Macrium Reflect 4.2 review
You may not have heard of Macrium Reflect. In a market dominated by giants such as Norton and Acronis, Macrium’s shareware roots mean it certainly lacks the polish and range of features offered by its rivals. But take a chance, invest a little time and you’ll find a surprisingly powerful piece of backup software.
Many of the features common to glossier software are present, but perhaps not in a form you will recognise. Basic backups are pretty much as expected, with the choice of full, differential or incremental methods. Choose to back up files and folders, or full partitions and drives; and specific file types can be excluded or included as required.

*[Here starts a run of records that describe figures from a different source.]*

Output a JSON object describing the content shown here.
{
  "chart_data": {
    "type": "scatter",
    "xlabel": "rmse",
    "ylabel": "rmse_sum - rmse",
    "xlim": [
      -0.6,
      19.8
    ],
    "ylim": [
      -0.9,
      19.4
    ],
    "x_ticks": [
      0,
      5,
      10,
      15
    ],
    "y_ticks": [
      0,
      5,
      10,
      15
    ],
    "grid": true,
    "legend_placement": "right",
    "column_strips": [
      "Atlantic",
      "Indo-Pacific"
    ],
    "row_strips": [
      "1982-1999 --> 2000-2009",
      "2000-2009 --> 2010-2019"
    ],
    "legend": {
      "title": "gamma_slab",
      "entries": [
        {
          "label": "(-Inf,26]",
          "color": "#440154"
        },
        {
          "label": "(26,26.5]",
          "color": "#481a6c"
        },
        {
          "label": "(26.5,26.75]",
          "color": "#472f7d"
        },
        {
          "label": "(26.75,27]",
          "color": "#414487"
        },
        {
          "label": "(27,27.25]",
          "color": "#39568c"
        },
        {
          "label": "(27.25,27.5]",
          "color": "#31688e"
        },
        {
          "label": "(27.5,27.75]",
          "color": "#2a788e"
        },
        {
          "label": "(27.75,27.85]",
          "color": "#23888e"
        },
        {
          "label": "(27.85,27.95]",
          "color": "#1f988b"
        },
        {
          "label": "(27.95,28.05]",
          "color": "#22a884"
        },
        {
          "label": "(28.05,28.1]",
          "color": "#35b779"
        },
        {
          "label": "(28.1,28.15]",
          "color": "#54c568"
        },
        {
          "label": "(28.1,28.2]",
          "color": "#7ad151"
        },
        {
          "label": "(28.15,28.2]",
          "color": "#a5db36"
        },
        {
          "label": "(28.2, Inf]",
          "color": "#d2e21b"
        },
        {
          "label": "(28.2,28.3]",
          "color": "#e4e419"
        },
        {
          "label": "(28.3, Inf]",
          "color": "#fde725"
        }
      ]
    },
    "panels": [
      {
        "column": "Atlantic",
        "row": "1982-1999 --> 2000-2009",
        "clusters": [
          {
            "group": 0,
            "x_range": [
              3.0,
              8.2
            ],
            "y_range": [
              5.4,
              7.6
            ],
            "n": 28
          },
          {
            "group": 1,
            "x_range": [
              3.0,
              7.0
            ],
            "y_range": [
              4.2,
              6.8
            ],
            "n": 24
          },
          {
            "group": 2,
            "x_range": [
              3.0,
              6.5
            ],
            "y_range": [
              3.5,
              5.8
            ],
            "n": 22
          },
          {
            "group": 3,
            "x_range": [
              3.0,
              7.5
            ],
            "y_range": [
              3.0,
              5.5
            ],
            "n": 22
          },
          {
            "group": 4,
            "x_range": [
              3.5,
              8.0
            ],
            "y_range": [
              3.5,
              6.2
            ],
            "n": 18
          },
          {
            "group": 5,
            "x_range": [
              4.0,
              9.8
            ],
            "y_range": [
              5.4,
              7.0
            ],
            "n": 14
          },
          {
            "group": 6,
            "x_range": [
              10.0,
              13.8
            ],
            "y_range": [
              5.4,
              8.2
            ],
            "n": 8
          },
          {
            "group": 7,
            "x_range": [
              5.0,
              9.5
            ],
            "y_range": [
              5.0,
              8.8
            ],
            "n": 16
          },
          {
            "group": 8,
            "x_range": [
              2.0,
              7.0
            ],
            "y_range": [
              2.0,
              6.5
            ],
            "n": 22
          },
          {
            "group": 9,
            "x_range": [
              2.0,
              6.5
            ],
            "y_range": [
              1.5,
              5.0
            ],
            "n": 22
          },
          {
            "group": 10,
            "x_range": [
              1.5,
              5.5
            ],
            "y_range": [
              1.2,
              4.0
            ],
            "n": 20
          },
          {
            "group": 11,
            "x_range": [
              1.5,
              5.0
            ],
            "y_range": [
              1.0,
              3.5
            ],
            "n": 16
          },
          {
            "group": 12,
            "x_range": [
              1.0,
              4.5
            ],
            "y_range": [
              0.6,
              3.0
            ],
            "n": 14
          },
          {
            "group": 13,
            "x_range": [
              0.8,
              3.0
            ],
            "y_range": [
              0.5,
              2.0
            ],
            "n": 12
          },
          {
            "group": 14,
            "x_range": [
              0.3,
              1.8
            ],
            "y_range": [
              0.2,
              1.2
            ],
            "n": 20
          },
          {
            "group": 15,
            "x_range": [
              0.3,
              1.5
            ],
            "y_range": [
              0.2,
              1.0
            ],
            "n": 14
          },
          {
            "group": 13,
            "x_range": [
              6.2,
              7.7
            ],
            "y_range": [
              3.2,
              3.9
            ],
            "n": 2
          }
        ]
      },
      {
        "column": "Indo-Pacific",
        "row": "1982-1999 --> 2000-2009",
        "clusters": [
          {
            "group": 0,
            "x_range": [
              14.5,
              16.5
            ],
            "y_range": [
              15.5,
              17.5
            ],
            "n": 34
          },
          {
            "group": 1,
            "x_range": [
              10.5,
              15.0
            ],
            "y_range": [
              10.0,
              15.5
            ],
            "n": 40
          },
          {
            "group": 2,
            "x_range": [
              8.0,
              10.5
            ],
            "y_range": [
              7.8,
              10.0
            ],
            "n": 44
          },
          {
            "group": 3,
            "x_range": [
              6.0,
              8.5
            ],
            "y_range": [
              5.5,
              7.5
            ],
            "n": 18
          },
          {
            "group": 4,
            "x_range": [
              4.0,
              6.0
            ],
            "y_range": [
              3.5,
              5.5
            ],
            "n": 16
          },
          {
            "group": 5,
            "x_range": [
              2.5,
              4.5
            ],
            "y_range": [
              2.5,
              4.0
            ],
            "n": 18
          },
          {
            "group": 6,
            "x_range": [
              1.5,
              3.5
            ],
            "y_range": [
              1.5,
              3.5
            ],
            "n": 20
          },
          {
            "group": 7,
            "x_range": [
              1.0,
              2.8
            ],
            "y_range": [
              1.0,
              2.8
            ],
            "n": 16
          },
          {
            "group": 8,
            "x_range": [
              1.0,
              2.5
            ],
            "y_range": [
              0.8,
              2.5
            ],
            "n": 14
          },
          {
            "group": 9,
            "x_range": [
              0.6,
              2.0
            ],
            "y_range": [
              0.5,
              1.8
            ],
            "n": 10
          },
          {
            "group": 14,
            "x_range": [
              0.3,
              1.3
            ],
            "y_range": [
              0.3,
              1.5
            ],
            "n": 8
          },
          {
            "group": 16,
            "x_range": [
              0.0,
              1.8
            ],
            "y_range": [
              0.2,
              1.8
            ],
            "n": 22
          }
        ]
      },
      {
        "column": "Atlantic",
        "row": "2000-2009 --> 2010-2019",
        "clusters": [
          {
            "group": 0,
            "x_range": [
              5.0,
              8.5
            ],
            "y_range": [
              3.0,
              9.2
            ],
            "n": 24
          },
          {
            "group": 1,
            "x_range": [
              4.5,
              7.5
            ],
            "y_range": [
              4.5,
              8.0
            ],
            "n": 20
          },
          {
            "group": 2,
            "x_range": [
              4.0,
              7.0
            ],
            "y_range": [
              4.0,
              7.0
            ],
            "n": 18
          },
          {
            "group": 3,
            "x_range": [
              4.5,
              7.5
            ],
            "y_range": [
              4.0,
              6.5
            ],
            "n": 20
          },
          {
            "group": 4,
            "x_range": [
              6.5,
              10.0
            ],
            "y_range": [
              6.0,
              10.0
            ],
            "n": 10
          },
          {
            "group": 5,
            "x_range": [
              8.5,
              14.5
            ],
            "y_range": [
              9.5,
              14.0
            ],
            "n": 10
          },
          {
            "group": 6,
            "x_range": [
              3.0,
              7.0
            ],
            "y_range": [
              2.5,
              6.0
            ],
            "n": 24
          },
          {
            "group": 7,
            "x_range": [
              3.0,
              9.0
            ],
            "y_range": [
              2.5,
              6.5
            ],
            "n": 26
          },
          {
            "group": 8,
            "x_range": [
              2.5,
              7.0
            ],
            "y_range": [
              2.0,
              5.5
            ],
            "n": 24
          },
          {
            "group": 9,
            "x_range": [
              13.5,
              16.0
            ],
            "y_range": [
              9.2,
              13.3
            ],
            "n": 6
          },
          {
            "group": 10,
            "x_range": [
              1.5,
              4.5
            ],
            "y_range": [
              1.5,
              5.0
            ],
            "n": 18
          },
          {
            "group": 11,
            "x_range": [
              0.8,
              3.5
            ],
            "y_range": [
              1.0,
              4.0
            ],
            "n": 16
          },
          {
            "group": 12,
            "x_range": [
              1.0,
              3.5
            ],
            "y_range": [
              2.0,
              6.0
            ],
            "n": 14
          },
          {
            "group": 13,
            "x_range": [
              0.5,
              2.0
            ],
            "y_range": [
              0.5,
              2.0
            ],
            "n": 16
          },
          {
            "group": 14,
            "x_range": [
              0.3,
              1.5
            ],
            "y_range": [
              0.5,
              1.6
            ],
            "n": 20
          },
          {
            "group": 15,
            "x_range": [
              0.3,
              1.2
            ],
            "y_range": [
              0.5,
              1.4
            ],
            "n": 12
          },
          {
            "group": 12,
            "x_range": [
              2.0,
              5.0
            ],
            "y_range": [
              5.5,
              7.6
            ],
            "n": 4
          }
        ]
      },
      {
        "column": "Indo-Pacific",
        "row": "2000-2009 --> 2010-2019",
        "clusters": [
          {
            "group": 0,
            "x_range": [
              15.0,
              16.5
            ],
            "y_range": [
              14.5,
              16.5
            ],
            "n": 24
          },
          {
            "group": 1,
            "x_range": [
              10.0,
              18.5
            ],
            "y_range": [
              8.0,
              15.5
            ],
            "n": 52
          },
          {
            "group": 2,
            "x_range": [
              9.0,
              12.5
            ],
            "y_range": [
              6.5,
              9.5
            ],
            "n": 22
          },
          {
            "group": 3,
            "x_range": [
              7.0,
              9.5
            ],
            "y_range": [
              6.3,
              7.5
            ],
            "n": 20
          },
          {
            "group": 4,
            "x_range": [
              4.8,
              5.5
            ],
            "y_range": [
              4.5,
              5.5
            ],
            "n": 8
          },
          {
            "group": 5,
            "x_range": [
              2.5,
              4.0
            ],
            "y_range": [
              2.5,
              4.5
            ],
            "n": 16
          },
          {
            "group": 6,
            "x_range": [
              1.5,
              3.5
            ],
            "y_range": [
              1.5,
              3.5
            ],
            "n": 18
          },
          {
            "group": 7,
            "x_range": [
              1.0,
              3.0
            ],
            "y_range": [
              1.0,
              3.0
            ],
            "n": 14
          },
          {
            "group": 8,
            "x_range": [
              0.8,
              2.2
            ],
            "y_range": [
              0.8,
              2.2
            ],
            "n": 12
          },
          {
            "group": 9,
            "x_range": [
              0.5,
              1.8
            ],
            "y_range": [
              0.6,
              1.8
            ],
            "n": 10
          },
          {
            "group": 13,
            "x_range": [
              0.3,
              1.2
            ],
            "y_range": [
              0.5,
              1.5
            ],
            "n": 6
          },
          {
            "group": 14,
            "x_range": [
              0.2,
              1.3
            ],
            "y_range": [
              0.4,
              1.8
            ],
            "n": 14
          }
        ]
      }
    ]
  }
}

Three levels of compression can be applied – Macrium’s claims of using the fastest available compression method were supported by very rapid backups throughout our testing. File sizes can be set and the backup split if necessary, while password protection can utilise 128, 192 or 256-bit AES encryption for impressive security.

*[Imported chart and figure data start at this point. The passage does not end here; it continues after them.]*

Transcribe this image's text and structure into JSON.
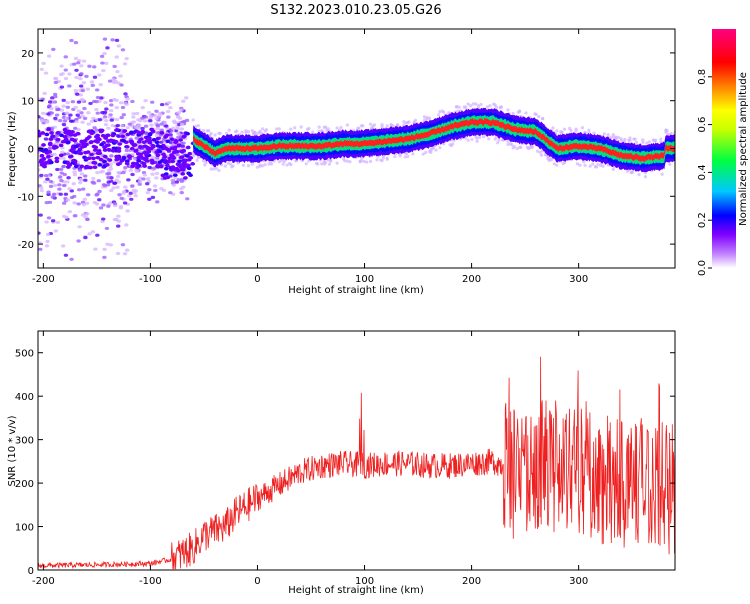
{
  "title": "S132.2023.010.23.05.G26",
  "chart_data": [
    {
      "type": "heatmap",
      "xlabel": "Height of straight line (km)",
      "ylabel": "Frequency (Hz)",
      "xlim": [
        -205,
        390
      ],
      "ylim": [
        -25,
        25
      ],
      "xticks": [
        -200,
        -100,
        0,
        100,
        200,
        300
      ],
      "yticks": [
        -20,
        -10,
        0,
        10,
        20
      ],
      "colorbar": {
        "label": "Normalized spectral amplitude",
        "range": [
          0,
          1
        ],
        "ticks": [
          "0.0",
          "0.2",
          "0.4",
          "0.6",
          "0.8"
        ],
        "colormap": [
          "#ffffff",
          "#8000ff",
          "#0000ff",
          "#00ffff",
          "#00ff00",
          "#ffff00",
          "#ff8000",
          "#ff0000",
          "#ff0080"
        ]
      },
      "ridge": {
        "x": [
          -60,
          -50,
          -40,
          -30,
          -20,
          0,
          20,
          40,
          60,
          80,
          100,
          120,
          140,
          160,
          180,
          200,
          220,
          240,
          260,
          280,
          300,
          320,
          340,
          360,
          380
        ],
        "y": [
          2,
          0.5,
          -1,
          0,
          0,
          0,
          0.5,
          0.5,
          0.5,
          1,
          1,
          1.5,
          2,
          3,
          4.5,
          5.5,
          5.5,
          4,
          3.5,
          0,
          0.5,
          0,
          -1.5,
          -2,
          -1.5
        ]
      },
      "grid": false
    },
    {
      "type": "line",
      "xlabel": "Height of straight line (km)",
      "ylabel": "SNR (10 * v/v)",
      "xlim": [
        -205,
        390
      ],
      "ylim": [
        0,
        550
      ],
      "xticks": [
        -200,
        -100,
        0,
        100,
        200,
        300
      ],
      "yticks": [
        0,
        100,
        200,
        300,
        400,
        500
      ],
      "color": "#ef2020",
      "series": [
        {
          "x": [
            -205,
            -150,
            -100,
            -80,
            -60,
            -50,
            -40,
            -30,
            -20,
            0,
            20,
            40,
            60,
            80,
            100,
            120,
            140,
            160,
            180,
            200,
            220,
            240,
            260,
            280,
            300,
            320,
            340,
            360,
            380,
            390
          ],
          "values": [
            10,
            12,
            15,
            25,
            50,
            80,
            90,
            100,
            130,
            165,
            195,
            225,
            240,
            245,
            240,
            245,
            245,
            240,
            240,
            245,
            250,
            230,
            240,
            250,
            230,
            210,
            200,
            210,
            200,
            210
          ]
        }
      ],
      "grid": false
    }
  ]
}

The differences from the big guns become evident at this point, as the backup set is then saved as an industry-standard XML Backup Definition file. Right-click on it and select the option to generate a VBScript file: this allows the usual tick-box application of advanced options such as logging, auto-shutdown, email integration and automated task execution upon start or completion of the backup.
There’s an option to automatically handle Vista’s annoying UAC interruptions (if you haven’t already disabled UAC), and a full schedule can be set with the usual daily, weekly and monthly options. But the best part is that if you know VBScript, you can edit the raw file yourself, adding in pretty much any tasks or tweaks you can think of. The combined backup set and VBScript options can be run from within Macrium Reflect, but the utility can also generate MS-DOS batch files, as well as desktop shortcuts, for individual backup tasks.

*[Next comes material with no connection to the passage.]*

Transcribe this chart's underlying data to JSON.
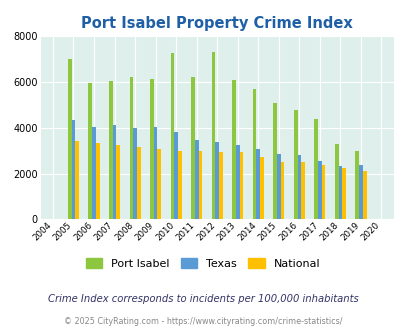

Restoration is simple enough, and you can browse your backups by mounting the complete original file structure of the set as a new disk within Explorer (Reflect does this for you with one click). At the moment you need Reflect installed, but Macrium plans to release a Windows plugin later in the year to allow browsing without the software. When you’re done, just choose to “detach” the backup and the disk disappears from Explorer.
As well as the now obligatory boot menu option, a recovery CD/DVD or ISO image can be burned, and – in one of Macrium’s best features – three choices are available. The disc can boot your PC into Microsoft’s Windows PE (pre-installation environment) 2.0, which requires 500MB of memory and is intended for Vista users. But our experiences have shown that XP users may have difficulty getting this up and running, so Reflect also supports the less intensive BartPE and even a Linux-based environment, all of which can perform your basic restore functions without the need to boot into the OS.
It’s this flexibility that marks Reflect out from the crowd and should give it significant appeal for those who like a bit more control over their backup software. It can’t match the A-Listed Acronis True Image 11 with its more novice-friendly interface and vast range of additional features, but if you just want a streamlined, uncluttered and efficient backup utility, look no further than Macrium Reflect 4.2.